Abe Vigoda, an American actor known for his roles in “The Godfather” and the 1970s sitcom “Barney Miller,” died Tuesday at age 94, after spending three decades in jest refute rumors of its demise.
Daughter of Vigoda , Carol Fuchs Vigoda, said his father died at his home in New Jersey. “He died in his sleep of natural causes. He was not sick,” she told Reuters.
Vigoda, who was an expert in drama and comedy with a wing dog face, stooped posture and slow delivery, played traitor mobster Salvatore Tessio in “The Godfather” in 1972, his first credited role in the film.
His character was condemned for betraying the Corleone family in the film, but had a small role in the flashback scenes of “The Godfather II” two years later.
Her most famous role was as Detective moody and without Sergeant Phil Fish in crime comedy series “Barney Miller”. It took three nominations for supporting actor Emmy for the role.
Vigoda amicably spent years showing that he was still alive after People magazine mistakenly declared “late Abe Vigoda” in 1982, when he was 62. The question of his death became a joke that he learned to live with it.
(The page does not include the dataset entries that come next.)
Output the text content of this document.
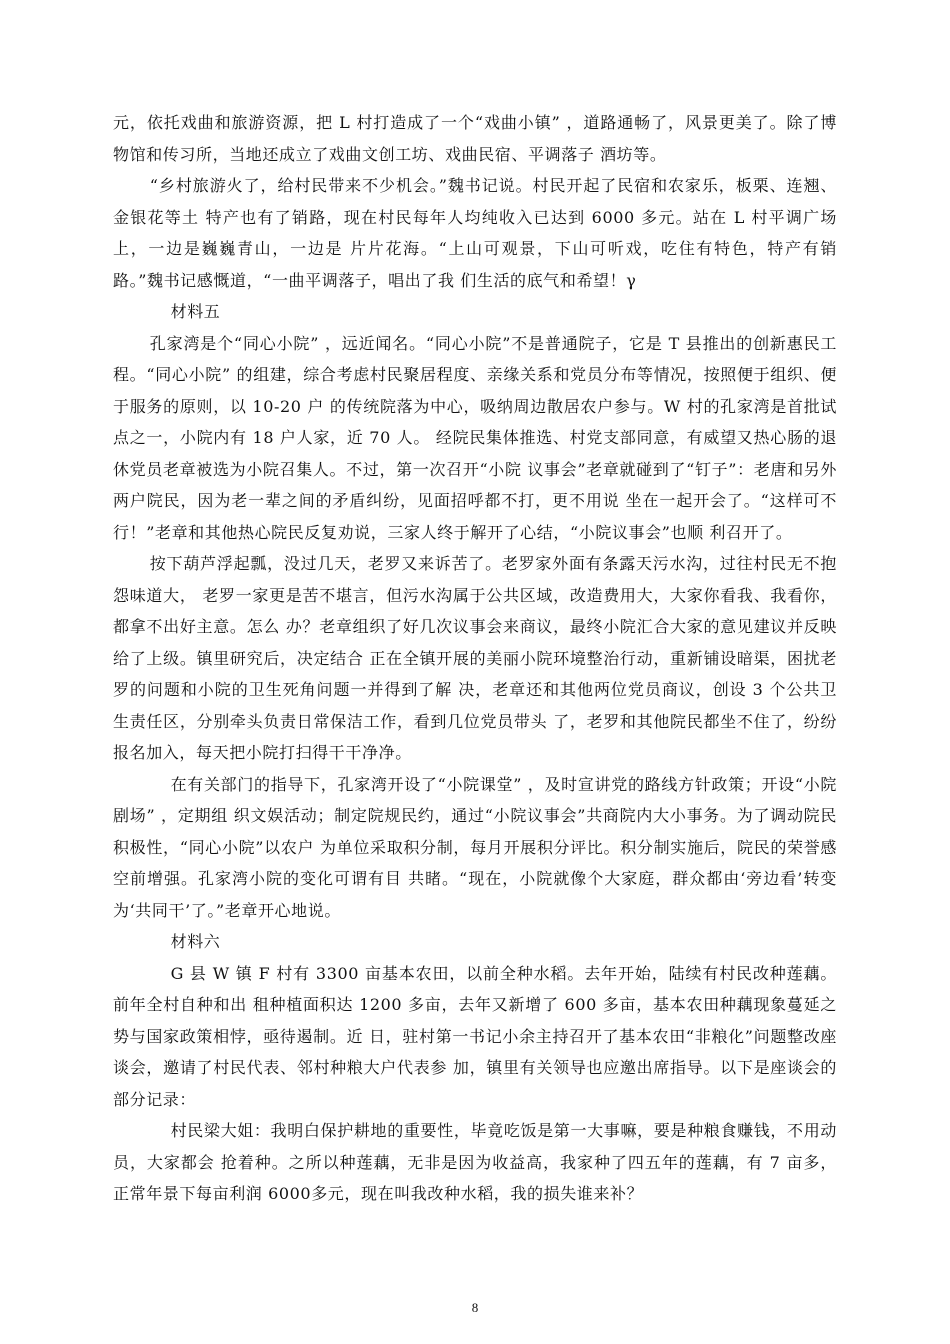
元，依托戏曲和旅游资源，把 L 村打造成了一个“戏曲小镇” ，道路通畅了，风景更美了。除了博物馆和传习所，当地还成立了戏曲文创工坊、戏曲民宿、平调落子 酒坊等。

“乡村旅游火了，给村民带来不少机会。”魏书记说。村民开起了民宿和农家乐，板栗、连翘、金银花等土 特产也有了销路，现在村民每年人均纯收入已达到 6000 多元。站在 L 村平调广场上，一边是巍巍青山，一边是 片片花海。“上山可观景，下山可听戏，吃住有特色，特产有销路。”魏书记感慨道，“一曲平调落子，唱出了我 们生活的底气和希望！γ

材料五

孔家湾是个“同心小院” ，远近闻名。“同心小院”不是普通院子，它是 T 县推出的创新惠民工程。“同心小院” 的组建，综合考虑村民聚居程度、亲缘关系和党员分布等情况，按照便于组织、便于服务的原则，以 10-20 户 的传统院落为中心，吸纳周边散居农户参与。W 村的孔家湾是首批试点之一，小院内有 18 户人家，近 70 人。 经院民集体推选、村党支部同意，有威望又热心肠的退休党员老章被选为小院召集人。不过，第一次召开“小院 议事会”老章就碰到了“钉子”：老唐和另外两户院民，因为老一辈之间的矛盾纠纷，见面招呼都不打，更不用说 坐在一起开会了。“这样可不行！”老章和其他热心院民反复劝说，三家人终于解开了心结，“小院议事会”也顺 利召开了。

按下葫芦浮起瓢，没过几天，老罗又来诉苦了。老罗家外面有条露天污水沟，过往村民无不抱怨味道大， 老罗一家更是苦不堪言，但污水沟属于公共区域，改造费用大，大家你看我、我看你，都拿不出好主意。怎么 办？老章组织了好几次议事会来商议，最终小院汇合大家的意见建议并反映给了上级。镇里研究后，决定结合 正在全镇开展的美丽小院环境整治行动，重新铺设暗渠，困扰老罗的问题和小院的卫生死角问题一并得到了解 决，老章还和其他两位党员商议，创设 3 个公共卫生责任区，分别牵头负责日常保洁工作，看到几位党员带头 了，老罗和其他院民都坐不住了，纷纷报名加入，每天把小院打扫得干干净净。

在有关部门的指导下，孔家湾开设了“小院课堂” ，及时宣讲党的路线方针政策；开设“小院剧场” ，定期组 织文娱活动；制定院规民约，通过“小院议事会”共商院内大小事务。为了调动院民积极性，“同心小院”以农户 为单位采取积分制，每月开展积分评比。积分制实施后，院民的荣誉感空前增强。孔家湾小院的变化可谓有目 共睹。“现在，小院就像个大家庭，群众都由‘旁边看’转变为‘共同干’了。”老章开心地说。

材料六

G 县 W 镇 F 村有 3300 亩基本农田，以前全种水稻。去年开始，陆续有村民改种莲藕。前年全村自种和出 租种植面积达 1200 多亩，去年又新增了 600 多亩，基本农田种藕现象蔓延之势与国家政策相悖，亟待遏制。近 日，驻村第一书记小余主持召开了基本农田“非粮化”问题整改座谈会，邀请了村民代表、邻村种粮大户代表参 加，镇里有关领导也应邀出席指导。以下是座谈会的部分记录：

村民梁大姐：我明白保护耕地的重要性，毕竟吃饭是第一大事嘛，要是种粮食赚钱，不用动员，大家都会 抢着种。之所以种莲藕，无非是因为收益高，我家种了四五年的莲藕，有 7 亩多，正常年景下每亩利润 6000多元，现在叫我改种水稻，我的损失谁来补？

8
To refute the People report, he posed for a photo sitting on a coffin. His condition life-and-death became a joke often revised his appearances on late night talk show Conan O’Brien and a play on the Late Show with David Letterman, who curtly advised the host, “No I’m dead, however, that the pinhead! “
Vigoda also had roles in films where his longevity was the joke and also appeared with well-seasoned actress Betty White in a commercial during the Super Bowl in February 2010.
Www.abevigoda.com website is simply created to give your status – “Abe Vigoda is alive” – above a photo of the actor and a date / time stamp.On Tuesday was changed to “Abe Vigoda is dead.”
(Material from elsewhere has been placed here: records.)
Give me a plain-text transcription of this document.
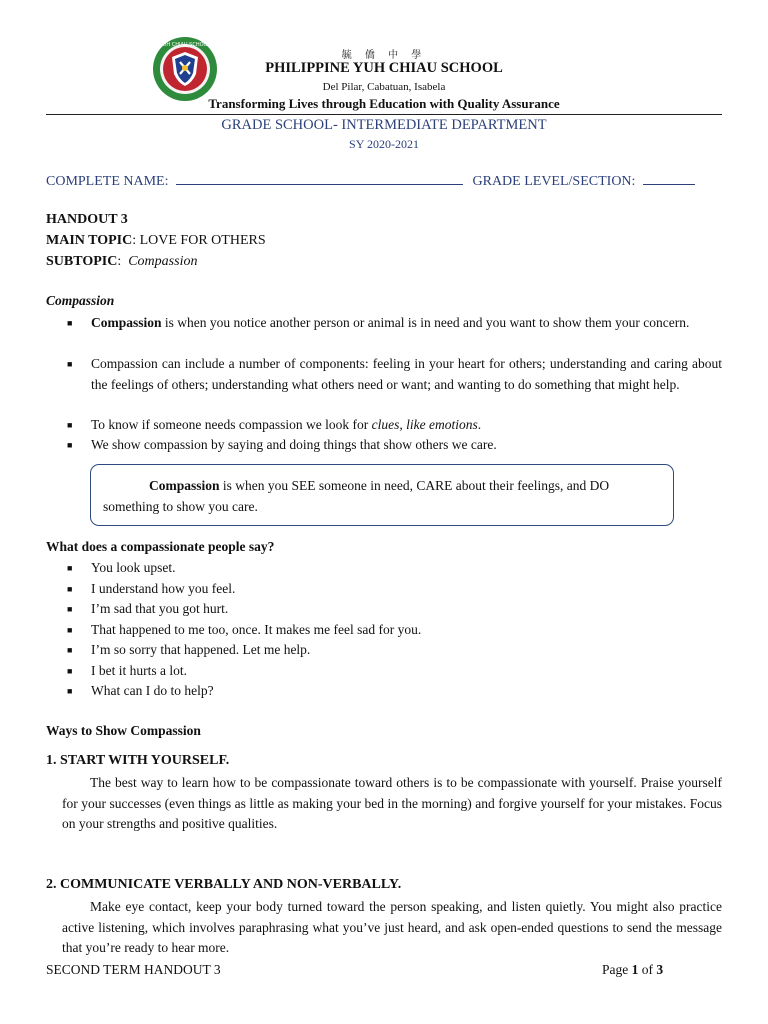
YUH CHIAU SCHOOL
毓 僑 中 學
PHILIPPINE YUH CHIAU SCHOOL
Del Pilar, Cabatuan, Isabela
Transforming Lives through Education with Quality Assurance
GRADE SCHOOL- INTERMEDIATE DEPARTMENT
SY 2020-2021
COMPLETE NAME:	GRADE LEVEL/SECTION:
HANDOUT 3
MAIN TOPIC: LOVE FOR OTHERS
SUBTOPIC:  Compassion
Compassion
■ Compassion is when you notice another person or animal is in need and you want to show them your concern.
■ Compassion can include a number of components: feeling in your heart for others; understanding and caring about the feelings of others; understanding what others need or want; and wanting to do something that might help.
■ To know if someone needs compassion we look for clues, like emotions.
■ We show compassion by saying and doing things that show others we care.
Compassion is when you SEE someone in need, CARE about their feelings, and DO something to show you care.
What does a compassionate people say?
■ You look upset.
■ I understand how you feel.
■ I’m sad that you got hurt.
■ That happened to me too, once. It makes me feel sad for you.
■ I’m so sorry that happened. Let me help.
■ I bet it hurts a lot.
■ What can I do to help?
Ways to Show Compassion
1. START WITH YOURSELF.
The best way to learn how to be compassionate toward others is to be compassionate with yourself. Praise yourself for your successes (even things as little as making your bed in the morning) and forgive yourself for your mistakes. Focus on your strengths and positive qualities.
2. COMMUNICATE VERBALLY AND NON-VERBALLY.
Make eye contact, keep your body turned toward the person speaking, and listen quietly. You might also practice active listening, which involves paraphrasing what you’ve just heard, and ask open-ended questions to send the message that you’re ready to hear more.
SECOND TERM HANDOUT 3	Page 1 of 3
Born in the city of New York on February 24, 1921, Charles Vigodah Abraham was the son of Jewish immigrants from Russia. His father was a tailor.
He had his first role on stage at age 17 and dropping the “H” of his name on the road, had a moderate success in the theater and on television through the 1960s.
Vigoda was over 50 when he got his break in “The Godfather.” In an interview with CNN, Vigoda recalls being summoned to the office of director Francis Ford Coppola in an open casting.
“It seems that I had seen in a play or plays,” Vigoda said, adding that one of the reasons Coppola “was interested in me was that nobody knew my face.”
Vigoda said the lead role opposite Marlon Brando, Al Pacino and James Caan in one of the best Hollywood movies changed his life.
From there, Vigoda moved to the “Barney Miller” series.
“I got the part because the producer thought he looked tired,” Vigoda said. “But I looked tired because he had been jogging in the day.”
In a typical line of “Barney Miller” Fish complained about the effects of age: “Do you know what it feels like to be running down the street 43 and your partner turns a guy on 52nd Do you know how I I heard what happened? I asked a reporter. Four radio stations they beat me to the scene of the crime. “
Unlike the creaky, lethargic fish Vigoda was a vigorous man who played handball regularly and was still running in his 80s.
Vigoda worked in television and movies well into their 80s. His other work includes the films “Good Burger,” “Joe Versus the Volcano”, “Look Who’s Talking” and “Cannonball Run”.
He also appeared in television series such as “wings” “Soap,” “The Rockford Files” and the vampire soap opera “Dark Shadows.”